Dans le Pas-de-Calais, en 'rassembleur', Fabius se positionne clairement à gauche

Par Bernard M.
Publié le 09 novembre 2006 à 13:13

A huit jours du vote interne des socialistes, Laurent Fabius a arpenté mercredi au pas de course le Pas-de-Calais en se présentant aux militants de la deuxième fédération PS comme le candidat d'"expérience" capable de "rassembler la gauche" pour gagner la présidentielle.

Veste et pantalon anthracite, cravate rouge clair, M. Fabius "en forme malgré un rhume", est venu là avant Ségolène Royal - qui sera à Lens samedi - et après Dominique Strauss-Khan, dans ce département dont le vote des 14.000 militants pèsera lourd lors du premier tour pour l'investiture le 16 novembre.



Dans ce département où le taux de chômage atteint 12,6%, le député de Seine-Maritime - constamment accompagné du président du Conseil général Dominique Dupilet- a revendiqué "une ligne clairement à gauche".



"On ne peut pas rassembler à gauche si on ne prend pas des positions clairement de gauche.

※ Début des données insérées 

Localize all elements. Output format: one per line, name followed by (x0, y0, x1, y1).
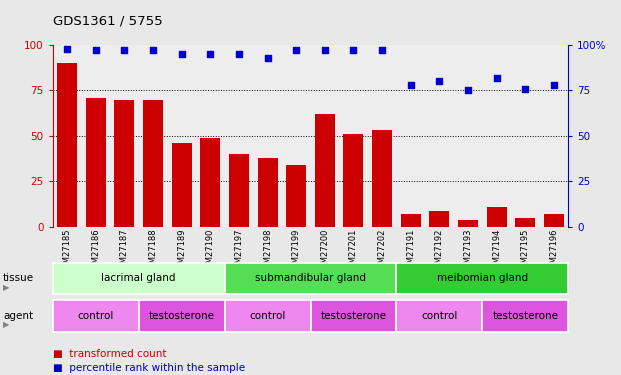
Bar (253, 45, 282, 227)
Bar (396, 45, 425, 227)
Bar (57, 63, 77, 227)
Bar (454, 45, 483, 227)
Bar (487, 207, 507, 227)
Bar (511, 45, 540, 227)
Point (520, 86, 530, 92)
Bar (368, 45, 396, 227)
Text: testosterone: testosterone (492, 311, 558, 321)
Bar (225, 45, 253, 227)
Text: testosterone: testosterone (320, 311, 386, 321)
Text: ■  transformed count: ■ transformed count (53, 350, 166, 359)
Point (119, 48, 129, 54)
Bar (200, 138, 220, 227)
Bar (343, 134, 363, 227)
Text: testosterone: testosterone (148, 311, 215, 321)
Point (177, 51, 187, 57)
Bar (540, 45, 568, 227)
Bar (143, 100, 163, 227)
Bar (401, 214, 421, 227)
Point (406, 82, 415, 88)
Bar (114, 100, 134, 227)
Point (62, 46, 72, 52)
Point (291, 48, 301, 54)
Point (377, 48, 387, 54)
Point (234, 51, 244, 57)
Bar (310, 45, 339, 227)
Text: meibomian gland: meibomian gland (437, 273, 528, 284)
Bar (315, 114, 335, 227)
Text: ▶: ▶ (3, 320, 9, 330)
Bar (544, 214, 564, 227)
Bar (171, 143, 192, 227)
Point (549, 82, 559, 88)
Bar (138, 45, 167, 227)
Bar (110, 45, 138, 227)
Bar (86, 98, 106, 227)
Text: GDS1361 / 5755: GDS1361 / 5755 (53, 15, 163, 28)
Point (348, 48, 358, 54)
Bar (483, 45, 511, 227)
Point (148, 48, 158, 54)
Bar (286, 165, 306, 227)
Text: ■  percentile rank within the sample: ■ percentile rank within the sample (53, 363, 245, 373)
Point (463, 87, 473, 93)
Point (492, 75, 502, 81)
Text: lacrimal gland: lacrimal gland (101, 273, 176, 284)
Bar (167, 45, 196, 227)
Point (206, 51, 215, 57)
Bar (372, 130, 392, 227)
Text: submandibular gland: submandibular gland (255, 273, 366, 284)
Text: control: control (250, 311, 286, 321)
Bar (425, 45, 454, 227)
Text: agent: agent (3, 311, 34, 321)
Bar (429, 210, 450, 227)
Text: tissue: tissue (3, 273, 34, 284)
Text: control: control (421, 311, 458, 321)
Point (320, 48, 330, 54)
Bar (339, 45, 368, 227)
Point (91, 48, 101, 54)
Text: control: control (78, 311, 114, 321)
Bar (282, 45, 310, 227)
Point (263, 55, 273, 61)
Bar (258, 158, 278, 227)
Bar (53, 45, 81, 227)
Bar (458, 220, 478, 227)
Bar (515, 218, 535, 227)
Point (435, 78, 445, 84)
Text: ▶: ▶ (3, 283, 9, 292)
Bar (229, 154, 249, 227)
Bar (81, 45, 110, 227)
Bar (196, 45, 225, 227)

Et on ne peut pas gagner l'élection présidentielle, lorsque l'on est socialiste, si on ne rassemble pas la gauche", a-t-il prévenu.



"Il y a eu une énorme désillusion à la dernière présidentielle. Nous avons recueilli 12% des voix des ouvriers (...) La gauche ne peut pas gagner comme cela", a-t-il martelé.



Comparant le premier débat télévisé "un peu long, corseté", au deuxième "plus naturel", il s'est montré visiblement satisfait du dernier, mercredi, sur les questions internationales, "intéressant parce que c'est le cœur de la fonction de président de la République".



Pour mieux se différencier de ses rivaux, il rappelle son "expérience" comme Premier ministre, président de l'Assemblée nationale et ministre.



Etre président, c'est "incarner la République, la France, la grandeur de la France, et puis c'est quand même tourner la clé (du nucléaire) ou ne pas la tourner, donc il vaut mieux réfléchir".



Le candidat déroule son programme et adresse des piques à Ségolène Royal.



"Il faut mettre l'accent massivement aussi sur l'Education (...) Il ne faut pas rentrer du tout dans toutes ces histoires de supprimer la carte scolaire...".



Venu soutenir la candidate du PS pour une prochaine cantonale partielle à Calais, il défend avec vigueur les élus, en écho à la proposition de Mme Royal sur les jurys de citoyens: "les élus, c'est trop facile de tirer dessus (...) Faisons attention, notre démocratie est fragile".



"DSK a dit qu'il n'y avait plus d'ouvriers au PS. Ségolène veut faire du blairisme.



C'est heureux qu'il y ait un candidat le plus à gauche" estime M. Dupilet, le président du Conseil général.